Full Bloom is a lithe record. Part of the time, Bharoocha strolls through wordless chants flanked by synth squiggles without a dissonant interval in sight, all deeply om (save the oddly techno bassline of closer “Earthed” or the glorious, off-kilter tangle of synth-marimba on “Sundazed”). The rest of the time, same wordless chanting but now with drums!: big, soft, kiddie drums, thumping along with no particular direction, no panting frenzy, perfectly content to bliss out at medium heat. Either way, the point is that it skims. It’s an absurdly easy listen, which can mean two things: either you will be so deeply into it that you’ll almost forget that it’s on (hypnosis—I did this the other day until a friend snapped me out of it by asking me if it was the soundtrack to Jurassic Park), or you, tired of take-it-or-leave-it jams, might actually just forget that it’s on and do something engaging like walk to the grocery store.
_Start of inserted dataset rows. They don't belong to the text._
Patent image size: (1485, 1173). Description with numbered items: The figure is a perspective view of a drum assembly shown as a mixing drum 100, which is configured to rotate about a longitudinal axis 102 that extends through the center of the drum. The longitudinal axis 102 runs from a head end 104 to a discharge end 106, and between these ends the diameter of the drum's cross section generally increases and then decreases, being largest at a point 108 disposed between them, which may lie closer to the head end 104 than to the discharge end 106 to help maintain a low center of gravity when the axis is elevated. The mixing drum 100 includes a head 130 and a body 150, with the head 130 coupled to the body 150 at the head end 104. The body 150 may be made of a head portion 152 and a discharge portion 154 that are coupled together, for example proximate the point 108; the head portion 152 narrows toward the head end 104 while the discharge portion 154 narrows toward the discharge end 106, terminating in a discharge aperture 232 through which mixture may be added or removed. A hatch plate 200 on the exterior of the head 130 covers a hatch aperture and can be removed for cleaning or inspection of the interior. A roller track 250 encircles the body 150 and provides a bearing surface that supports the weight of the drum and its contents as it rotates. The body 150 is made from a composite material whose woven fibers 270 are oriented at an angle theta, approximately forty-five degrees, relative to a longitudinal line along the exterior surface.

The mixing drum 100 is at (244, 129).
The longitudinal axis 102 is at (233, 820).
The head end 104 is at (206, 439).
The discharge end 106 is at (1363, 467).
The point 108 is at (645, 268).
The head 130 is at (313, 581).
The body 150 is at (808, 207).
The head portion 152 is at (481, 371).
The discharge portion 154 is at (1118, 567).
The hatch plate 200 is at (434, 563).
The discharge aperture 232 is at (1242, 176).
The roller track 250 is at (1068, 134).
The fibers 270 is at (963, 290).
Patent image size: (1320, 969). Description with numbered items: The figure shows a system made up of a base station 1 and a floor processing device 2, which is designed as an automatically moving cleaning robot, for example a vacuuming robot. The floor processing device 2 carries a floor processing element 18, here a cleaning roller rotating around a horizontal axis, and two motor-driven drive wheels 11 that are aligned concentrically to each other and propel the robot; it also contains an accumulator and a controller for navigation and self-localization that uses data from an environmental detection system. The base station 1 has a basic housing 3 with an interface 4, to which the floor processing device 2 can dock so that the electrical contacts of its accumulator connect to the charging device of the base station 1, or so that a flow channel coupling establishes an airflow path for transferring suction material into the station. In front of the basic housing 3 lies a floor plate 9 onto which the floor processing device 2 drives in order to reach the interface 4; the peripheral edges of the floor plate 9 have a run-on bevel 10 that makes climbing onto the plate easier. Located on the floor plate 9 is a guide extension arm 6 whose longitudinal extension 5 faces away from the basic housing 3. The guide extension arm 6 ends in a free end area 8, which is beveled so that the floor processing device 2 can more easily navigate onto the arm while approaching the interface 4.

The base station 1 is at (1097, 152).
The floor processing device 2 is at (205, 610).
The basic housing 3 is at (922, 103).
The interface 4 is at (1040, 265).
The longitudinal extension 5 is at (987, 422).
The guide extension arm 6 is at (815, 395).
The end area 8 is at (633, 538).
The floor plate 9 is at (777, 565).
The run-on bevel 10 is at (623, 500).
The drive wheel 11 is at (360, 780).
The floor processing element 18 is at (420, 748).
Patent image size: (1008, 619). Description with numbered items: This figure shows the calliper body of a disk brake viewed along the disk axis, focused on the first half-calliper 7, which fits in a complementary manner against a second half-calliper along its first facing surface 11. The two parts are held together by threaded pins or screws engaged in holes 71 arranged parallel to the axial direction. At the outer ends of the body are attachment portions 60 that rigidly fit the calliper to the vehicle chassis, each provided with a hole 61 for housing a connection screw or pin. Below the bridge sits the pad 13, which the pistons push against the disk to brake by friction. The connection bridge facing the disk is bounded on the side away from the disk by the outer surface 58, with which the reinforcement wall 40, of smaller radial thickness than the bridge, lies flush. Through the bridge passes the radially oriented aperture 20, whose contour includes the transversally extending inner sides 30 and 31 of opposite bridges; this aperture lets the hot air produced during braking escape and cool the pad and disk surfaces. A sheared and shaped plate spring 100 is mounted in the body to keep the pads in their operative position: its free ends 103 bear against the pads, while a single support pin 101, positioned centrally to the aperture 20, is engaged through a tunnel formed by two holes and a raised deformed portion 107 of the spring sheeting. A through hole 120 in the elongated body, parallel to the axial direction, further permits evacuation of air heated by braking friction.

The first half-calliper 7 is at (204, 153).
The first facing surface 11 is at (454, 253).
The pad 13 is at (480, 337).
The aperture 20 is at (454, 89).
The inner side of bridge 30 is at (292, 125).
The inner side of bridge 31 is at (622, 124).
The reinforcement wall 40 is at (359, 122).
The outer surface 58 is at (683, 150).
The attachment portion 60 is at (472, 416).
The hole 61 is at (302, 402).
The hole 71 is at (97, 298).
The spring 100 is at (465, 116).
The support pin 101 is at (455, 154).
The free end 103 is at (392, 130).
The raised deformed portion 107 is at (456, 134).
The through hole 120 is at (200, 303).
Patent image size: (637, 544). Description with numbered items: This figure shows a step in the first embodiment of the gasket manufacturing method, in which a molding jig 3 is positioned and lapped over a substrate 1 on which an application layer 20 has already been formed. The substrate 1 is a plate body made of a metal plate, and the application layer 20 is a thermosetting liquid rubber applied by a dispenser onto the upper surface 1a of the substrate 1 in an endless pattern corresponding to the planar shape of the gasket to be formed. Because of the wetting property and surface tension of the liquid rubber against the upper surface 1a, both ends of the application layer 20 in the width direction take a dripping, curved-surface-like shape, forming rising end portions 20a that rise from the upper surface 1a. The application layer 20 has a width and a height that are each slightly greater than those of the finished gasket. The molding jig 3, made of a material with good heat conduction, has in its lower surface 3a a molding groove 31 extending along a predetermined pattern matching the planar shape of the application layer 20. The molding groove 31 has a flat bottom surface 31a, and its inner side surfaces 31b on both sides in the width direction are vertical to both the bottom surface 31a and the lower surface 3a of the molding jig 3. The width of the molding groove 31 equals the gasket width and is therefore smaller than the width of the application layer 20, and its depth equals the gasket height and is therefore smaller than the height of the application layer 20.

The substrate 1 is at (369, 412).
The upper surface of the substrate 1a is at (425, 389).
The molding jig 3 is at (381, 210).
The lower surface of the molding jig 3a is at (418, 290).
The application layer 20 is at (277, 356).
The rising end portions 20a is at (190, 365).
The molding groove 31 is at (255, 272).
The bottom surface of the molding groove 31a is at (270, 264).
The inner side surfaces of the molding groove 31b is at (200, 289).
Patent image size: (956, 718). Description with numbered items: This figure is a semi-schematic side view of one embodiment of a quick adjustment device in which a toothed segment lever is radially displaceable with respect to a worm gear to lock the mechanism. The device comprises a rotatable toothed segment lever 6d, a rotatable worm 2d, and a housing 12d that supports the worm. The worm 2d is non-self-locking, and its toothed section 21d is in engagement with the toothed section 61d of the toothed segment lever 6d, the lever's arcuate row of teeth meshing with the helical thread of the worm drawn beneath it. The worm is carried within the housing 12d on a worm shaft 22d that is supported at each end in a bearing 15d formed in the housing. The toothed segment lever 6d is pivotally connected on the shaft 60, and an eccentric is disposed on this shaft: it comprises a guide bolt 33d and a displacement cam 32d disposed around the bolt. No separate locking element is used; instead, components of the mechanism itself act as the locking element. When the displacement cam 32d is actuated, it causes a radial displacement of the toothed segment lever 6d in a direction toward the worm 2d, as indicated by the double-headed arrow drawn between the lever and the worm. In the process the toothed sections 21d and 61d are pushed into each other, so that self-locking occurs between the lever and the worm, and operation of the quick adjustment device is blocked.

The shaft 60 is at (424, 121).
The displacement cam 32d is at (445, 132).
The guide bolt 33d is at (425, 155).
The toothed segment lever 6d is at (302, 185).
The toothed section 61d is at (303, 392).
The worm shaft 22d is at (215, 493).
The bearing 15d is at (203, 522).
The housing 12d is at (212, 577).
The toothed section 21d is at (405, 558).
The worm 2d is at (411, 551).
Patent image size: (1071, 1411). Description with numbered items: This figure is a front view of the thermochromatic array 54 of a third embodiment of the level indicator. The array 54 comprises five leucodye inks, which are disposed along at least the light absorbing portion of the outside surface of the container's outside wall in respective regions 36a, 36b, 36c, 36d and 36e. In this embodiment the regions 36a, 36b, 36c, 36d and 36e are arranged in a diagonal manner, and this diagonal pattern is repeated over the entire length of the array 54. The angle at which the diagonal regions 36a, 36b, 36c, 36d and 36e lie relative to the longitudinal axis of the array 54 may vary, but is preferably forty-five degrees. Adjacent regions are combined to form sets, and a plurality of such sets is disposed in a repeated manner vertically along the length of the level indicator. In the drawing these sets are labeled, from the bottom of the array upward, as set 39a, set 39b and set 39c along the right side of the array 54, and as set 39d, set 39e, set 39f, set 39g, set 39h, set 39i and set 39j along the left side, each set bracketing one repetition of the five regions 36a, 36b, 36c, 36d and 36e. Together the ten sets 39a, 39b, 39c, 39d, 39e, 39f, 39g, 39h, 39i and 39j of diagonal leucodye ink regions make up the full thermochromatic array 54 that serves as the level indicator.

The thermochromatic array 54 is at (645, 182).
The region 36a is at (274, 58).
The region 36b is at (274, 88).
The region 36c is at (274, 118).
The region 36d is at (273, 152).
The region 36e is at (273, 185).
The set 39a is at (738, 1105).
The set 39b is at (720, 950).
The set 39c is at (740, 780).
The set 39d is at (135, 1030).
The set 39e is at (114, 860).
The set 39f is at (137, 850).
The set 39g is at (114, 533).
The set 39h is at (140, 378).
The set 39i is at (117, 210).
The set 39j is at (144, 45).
It’s interesting to look back and see how firmly the neo-psych crowd—and there is one; an indie scene weaned on folk, world, contemporary classical, electronic, and other non-rock cues—has split. In 2002 an anxious features writer would’ve been more than happy to lump in acid-folkies with bands like Soft Circle, but records like Full Bloom make it clear that the subliminal patter of exotic gnat-pickers like Bharoocha is definitely coming from the other side of the river from the hurdy-gurdy wail. It’s all rhythm and texture. There’s little ornament and no wit. You could remix it and it’d be big and dumb and gorgeous (Eye from the Boredoms, clearly a huge influence on Bharoocha and a sometime-partner in Gatax, has been doing this in the past several years). [You can’t remix Joanna Newsom without sounding like an ass or Girl Talk.] Full Bloom is a neo-psych album that breaks the routine of immersion by sometimes almost disappearing—it might be a contradiction, but it’s no battier or less charming than a yoga teacher in north Brooklyn.